Между тем храп прекратился. За стеной послышалась возня, скрип, кашель, шарканье. Нолик в пледе, как в римской тоге, возник в дверном проеме.

– Ты чего? – спросил он сквозь зевоту.

Соня продолжала плакать и не могла сказать ни слова. Нолик сходил на кухню, вернулся с чашкой холодного чая. Она пила, и зубы стучали о край чашки.

– А температура упала, – сказал Нолик, пощупав ее лоб, – будешь рыдать, опять поднимется.

– Иди спать, – сказала Соня.

– Ну ты даешь! – возмутился Нолик. – Ты бы на моем месте ушла? Заснула бы? Слушай, ты так и не рассказала, о чем вчера вы говорили с этим Беркутом? Что в итоге он тебе предложил?

– С Куликом. – Соня всхлипнула. – Он назначил встречу на завтра. Там какой-то грандиозный международный проект, создание биоэлектронного гибрида. Морфогенез in vitro, под контролем компьютера.

– Не понял. – Нолик нахмурился и покрутил головой.

– Они хотят не просто выращивать ткани в пробирках, но руководить этим процессом, командовать клеткой, – объяснила Соня и вытерла слезы. – Конечно, теоретически это имеет отношение к моей теме, но все-таки странно, почему вдруг они проявили такую активность. Кулик даже не стал ждать моего звонка, позвонил сам. Это совершенно на него не похоже.

– У тебя, Софи, заниженная самооценка. Встряхнись, приди в себя. Смотри, сколько всего хорошего случилось. Остается только вылечить твое ухо.

– И оживить папу, – пробормотала Соня.

– Все, хватит! – Нолик повысил голос, встал, прошелся по комнате. – Когда умирают родители, это больно, тяжело. Но, Софи, это нормально. Дети не должны тормозить на полном ходу, понимаешь? Если я не сопьюсь окончательно и все-таки найдется женщина, которая решится родить от меня ребенка, я буду заранее готовить его к этому, приучать к простой мысли, что родители уходят первыми. Да, Дмитрий Николаевич умер, горе огромное, но твоя жизнь продолжается.
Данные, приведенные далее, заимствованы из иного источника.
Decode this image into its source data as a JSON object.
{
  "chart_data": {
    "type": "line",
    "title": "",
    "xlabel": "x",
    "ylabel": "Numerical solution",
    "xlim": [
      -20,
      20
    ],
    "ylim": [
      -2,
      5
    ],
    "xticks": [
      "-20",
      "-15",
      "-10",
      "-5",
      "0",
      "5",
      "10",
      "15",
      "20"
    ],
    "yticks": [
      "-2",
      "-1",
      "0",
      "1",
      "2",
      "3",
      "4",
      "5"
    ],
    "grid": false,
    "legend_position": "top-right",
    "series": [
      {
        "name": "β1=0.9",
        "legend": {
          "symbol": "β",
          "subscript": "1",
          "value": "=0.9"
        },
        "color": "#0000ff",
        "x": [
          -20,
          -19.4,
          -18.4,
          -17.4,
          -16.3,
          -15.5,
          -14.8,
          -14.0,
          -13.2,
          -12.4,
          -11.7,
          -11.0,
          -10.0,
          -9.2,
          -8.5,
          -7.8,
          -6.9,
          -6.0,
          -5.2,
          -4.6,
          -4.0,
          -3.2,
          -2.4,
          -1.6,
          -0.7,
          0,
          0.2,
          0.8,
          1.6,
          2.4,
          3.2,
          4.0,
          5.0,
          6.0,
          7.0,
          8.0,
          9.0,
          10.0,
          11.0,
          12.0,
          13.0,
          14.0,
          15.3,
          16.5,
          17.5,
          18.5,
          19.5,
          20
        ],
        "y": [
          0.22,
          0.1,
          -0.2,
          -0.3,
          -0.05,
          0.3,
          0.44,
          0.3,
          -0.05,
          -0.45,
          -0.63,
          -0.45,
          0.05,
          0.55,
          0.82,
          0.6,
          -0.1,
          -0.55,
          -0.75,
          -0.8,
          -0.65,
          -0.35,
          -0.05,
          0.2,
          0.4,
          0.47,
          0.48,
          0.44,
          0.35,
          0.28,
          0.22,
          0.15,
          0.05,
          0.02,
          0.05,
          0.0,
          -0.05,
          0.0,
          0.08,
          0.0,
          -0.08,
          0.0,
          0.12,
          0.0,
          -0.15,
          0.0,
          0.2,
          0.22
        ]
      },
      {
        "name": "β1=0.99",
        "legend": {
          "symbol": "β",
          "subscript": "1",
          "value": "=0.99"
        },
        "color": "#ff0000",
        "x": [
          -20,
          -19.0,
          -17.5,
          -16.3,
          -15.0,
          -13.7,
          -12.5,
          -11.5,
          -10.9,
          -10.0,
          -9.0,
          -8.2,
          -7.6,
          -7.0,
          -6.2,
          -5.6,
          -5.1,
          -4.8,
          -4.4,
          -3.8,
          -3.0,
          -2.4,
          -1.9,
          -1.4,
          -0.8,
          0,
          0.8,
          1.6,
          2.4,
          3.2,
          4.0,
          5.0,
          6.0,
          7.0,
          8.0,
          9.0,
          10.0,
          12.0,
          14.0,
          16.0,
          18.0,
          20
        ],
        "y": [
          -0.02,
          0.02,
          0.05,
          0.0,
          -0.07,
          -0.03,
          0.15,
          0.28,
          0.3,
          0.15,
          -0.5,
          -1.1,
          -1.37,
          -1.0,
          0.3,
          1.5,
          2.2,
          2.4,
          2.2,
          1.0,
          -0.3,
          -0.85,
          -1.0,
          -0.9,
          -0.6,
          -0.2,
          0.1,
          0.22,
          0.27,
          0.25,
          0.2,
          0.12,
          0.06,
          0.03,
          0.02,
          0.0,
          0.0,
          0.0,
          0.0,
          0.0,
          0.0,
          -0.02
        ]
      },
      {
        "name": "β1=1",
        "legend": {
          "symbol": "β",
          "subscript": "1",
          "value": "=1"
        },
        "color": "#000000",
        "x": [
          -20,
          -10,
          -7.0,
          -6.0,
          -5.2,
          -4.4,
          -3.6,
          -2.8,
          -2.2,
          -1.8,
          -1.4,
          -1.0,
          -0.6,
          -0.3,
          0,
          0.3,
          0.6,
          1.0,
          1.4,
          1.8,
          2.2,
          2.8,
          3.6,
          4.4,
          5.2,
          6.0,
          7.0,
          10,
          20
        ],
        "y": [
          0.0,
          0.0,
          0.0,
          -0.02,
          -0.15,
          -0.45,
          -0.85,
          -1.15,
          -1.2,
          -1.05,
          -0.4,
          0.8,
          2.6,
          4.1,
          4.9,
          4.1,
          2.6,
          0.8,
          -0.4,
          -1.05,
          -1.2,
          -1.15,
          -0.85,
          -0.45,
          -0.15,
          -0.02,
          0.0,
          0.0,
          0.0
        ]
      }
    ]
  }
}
– А если его убили? – вдруг спросила Соня.

Нолик застыл с открытым ртом, закашлялся, схватил бумажный платок, распотрошил трясущимися руками всю пачку, вытер мокрый лоб.

– Есть яды, которые не оставляют никаких следов в организме и своим действием имитируют картину естественной смерти, например от острой сердечной недостаточности, – чужим, механическим голосом продолжала Соня. – Что-то происходило в жизни папы в последние два месяца. Он сильно изменился. Кто-то давил на него, от него чего-то хотели. В ресторане, в последний вечер, у него состоялся с кем-то очень тяжелый разговор. Я никогда не видела его в таком состоянии, пожалуй, только когда мама уехала, и то он держался лучше.

– Так может, у него просто болело сердце, и он тебе ничего не говорил? – спросил Нолик, немного успокоившись. – Дмитрий Николаевич всегда был здоровым, привык к этому. И тут – как гром среди ясного неба. Боли в сердце, плохое самочувствие. Он мог ходить на какие-то обследования, пытался лечиться и не хотел тебя грузить. Возможно, и в Германию он летал, чтобы проконсультироваться с врачами, пройти курс лечения. Болезнь на него давила, Софи, какая-то тяжелая и сложная болезнь сердца, от которой он в итоге умер. Не накручивай себя, не выдумывай злодеев с ядом в ресторане.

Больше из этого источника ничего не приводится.